Nomura raises Nifty target to 26,140 for March 2026, highlights 17 high-conviction stock picks | Stock Market News

In a strong endorsement of India’s domestic macroeconomic stability and long-term structural potential, Japanese brokerage firm Nomura has revised its Nifty 50 target upward by 1,170 points to 26,140 for March 2026. The significant upgrade comes even as global markets continue to grapple with lingering uncertainties around earnings downgrades, export demand softness, and tighter financial conditions.

Nomura’s new target implies a healthy 6 percent upside from current levels and reflects growing investor conviction that India’s equity markets will remain resilient, supported by steady reforms, strong domestic liquidity, and macroeconomic discipline. The move also accompanies a curated list of 17 top stock picks, with a pronounced tilt toward domestic demand-driven sectors.

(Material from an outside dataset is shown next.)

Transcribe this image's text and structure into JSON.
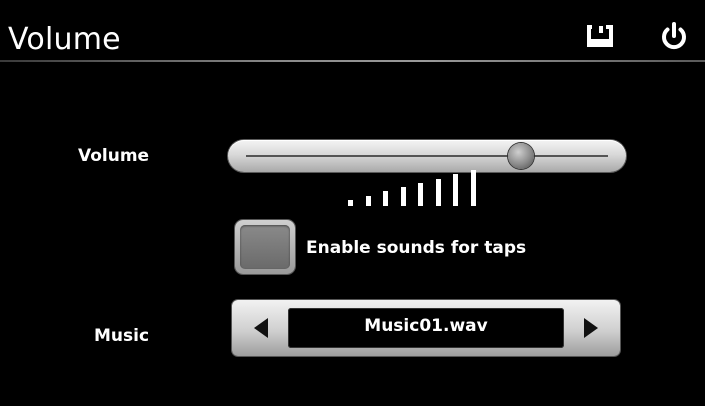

“The Indian equity markets have been resilient in the recent past despite corporate earnings estimate cuts and global uncertainties. We think positive domestic macros, as reflected in the significant fall in yields and the relatively lower beta of Indian equities underpinned by consistent domestic flows, are supporting market valuation. The performance of global equity markets despite trade-related uncertainties implies that equity risk premiums remain low,” said Nomura in the note.

What’s Driving the Upgrade?

Nomura has based its upgraded Nifty target on a price-to-earnings (P/E) multiple of 21 times FY27 earnings, up from the earlier 19.5 times. This upward revision in valuation multiples is driven by three major factors: relatively low bond yields, strong domestic equity inflows, and reduced tail risks on the macroeconomic front.

The brokerage noted that the Indian market is currently trading at 20.5 times one-year forward earnings, which is close to the upper end of its three-year trading range. Despite this, Nomura argues that the equity risk premium remains attractive. The spread between India’s earnings yield and 10-year bond yield is at -1.4 percent, a level that still lies within the acceptable band when compared historically.

Further supporting the bullish view, India’s economic fundamentals have remained broadly intact. Nomura observed that inflation, crude oil prices, and interest rates are on a downward trajectory—developments that are likely to help preserve consumption momentum and contain external vulnerabilities. While FY25 earnings growth has slowed to 8 percent, Nomura expects an acceleration to 12 percent in FY26 and further to 15 percent in FY27, which underpins the firm’s upgraded market outlook.

Stock Strategy and Sector Preferences

In its latest strategy note, Nomura highlighted 17 high-conviction stock picks that align with its constructive view on India’s domestic economy. The firm remains overweight on sectors that are primarily driven by internal demand. These include financials, consumer staples, autos and discretionary consumption, oil and gas, telecom, real estate, and select power and healthcare names focused on the domestic market.

Financials stand out as the top pick, driven by their low earnings volatility, attractive valuations, and improving return ratios. Nomura sees banks as key beneficiaries of India’s investment and consumption cycles.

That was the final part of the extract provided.